I have spent most of my postdoctoral career so far studying the theory of social adaptation, using mathematical models to understand when and why traits are used for competition or cooperation.

A recent development in the field of social adaptation has been to appreciate that sociality, with the potential for conflict or cooperation, applies widely to all group-living organisms, including plants.

Early in my career, I contributed to a wider effort to apply social adaptation theory to microbes like bacteria.

Bacteria are group-living (social) organisms that will in some contexts fiercely compete with their group-mates, and in other contexts cooperate with them.

In the same way, plants are social organisms with the potential for both competition and cooperation. I think that discovering more about how plants cooperate is interesting in its own right, and it also has huge implications for improving the efficiency and productivity of crops.

As such, I wanted to apply my expertise to study competition and group productivity in plants—and ultimately to have an impact on agriculture. This required a shift from theoretical evolutionary biology to plant science and agriculture.

Some of my work in this area has found unique evidence for the fundamental trade-off between individual competitiveness and group productivity in plants, and I hope this will help to develop the field of evolutionary agro-ecology (or Darwinian agriculture).

My work now is examining the potential benefits of clonality, using large-scale field trials and the global diversity of wheat, with the aim of informing new strategies for maximising crop productivity.

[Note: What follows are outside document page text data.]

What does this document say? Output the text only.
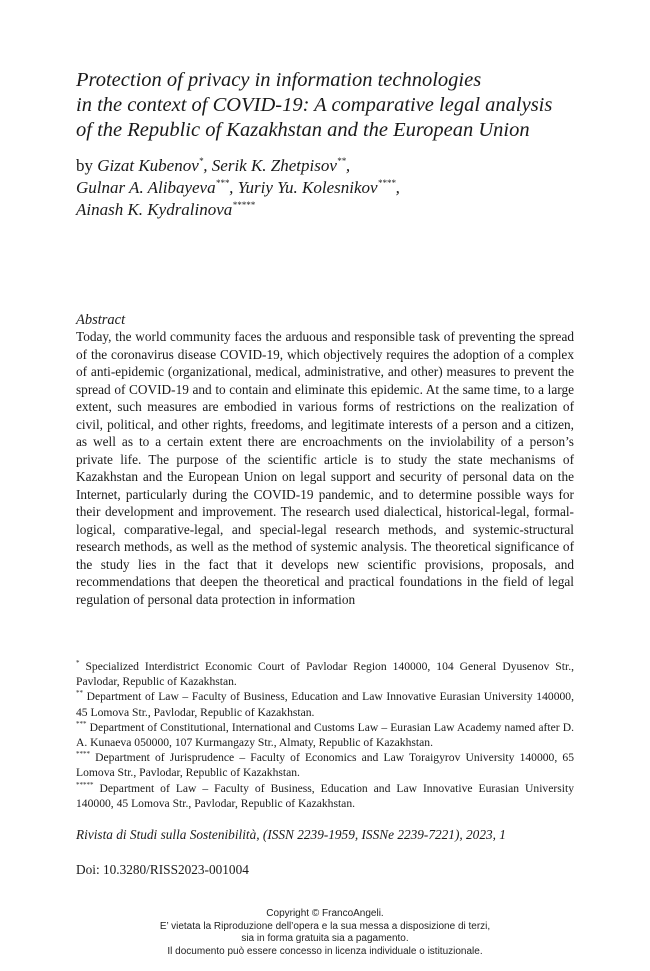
Protection of privacy in information technologies
in the context of COVID-19: A comparative legal analysis
of the Republic of Kazakhstan and the European Union
by Gizat Kubenov*, Serik K. Zhetpisov**,
Gulnar A. Alibayeva***, Yuriy Yu. Kolesnikov****,
Ainash K. Kydralinova*****
Abstract
Today, the world community faces the arduous and responsible task of preventing the spread of the coronavirus disease COVID-19, which objectively requires the adoption of a complex of anti-epidemic (organizational, medical, administrative, and other) measures to prevent the spread of COVID-19 and to contain and eliminate this epidemic. At the same time, to a large extent, such measures are embodied in various forms of restrictions on the realization of civil, political, and other rights, freedoms, and legitimate interests of a person and a citizen, as well as to a certain extent there are encroachments on the inviolability of a person’s private life. The purpose of the scientific article is to study the state mechanisms of Kazakhstan and the European Union on legal support and security of personal data on the Internet, particularly during the COVID-19 pandemic, and to determine possible ways for their development and improvement. The research used dialectical, historical-legal, formal-logical, comparative-legal, and special-legal research methods, and systemic-structural research methods, as well as the method of systemic analysis. The theoretical significance of the study lies in the fact that it develops new scientific provisions, proposals, and recommendations that deepen the theoretical and practical foundations in the field of legal regulation of personal data protection in information

* Specialized Interdistrict Economic Court of Pavlodar Region 140000, 104 General Dyusenov Str., Pavlodar, Republic of Kazakhstan.

** Department of Law – Faculty of Business, Education and Law Innovative Eurasian University 140000, 45 Lomova Str., Pavlodar, Republic of Kazakhstan.

*** Department of Constitutional, International and Customs Law – Eurasian Law Academy named after D. A. Kunaeva 050000, 107 Kurmangazy Str., Almaty, Republic of Kazakhstan.

**** Department of Jurisprudence – Faculty of Economics and Law Toraigyrov University 140000, 65 Lomova Str., Pavlodar, Republic of Kazakhstan.

***** Department of Law – Faculty of Business, Education and Law Innovative Eurasian University 140000, 45 Lomova Str., Pavlodar, Republic of Kazakhstan.

Rivista di Studi sulla Sostenibilità, (ISSN 2239-1959, ISSNe 2239-7221), 2023, 1
Doi: 10.3280/RISS2023-001004
Copyright © FrancoAngeli.
E’ vietata la Riproduzione dell’opera e la sua messa a disposizione di terzi,
sia in forma gratuita sia a pagamento.
Il documento può essere concesso in licenza individuale o istituzionale.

Ever since I started thinking seriously about a career, I wanted to do something about protecting natural environments.

At first, I thought I might be a park warden or something similar. But when studying biology at university I became more interested in evolutionary biology and problems that were more philosophical than practical.

I am now happy to do research that uses evolutionary thinking to address both fundamental questions and practical problems like sustainable food production.

I find it inspiring that sustainable agriculture is in fact crucial for protecting natural environments, especially if we can learn to efficiently produce food with as little land as possible.”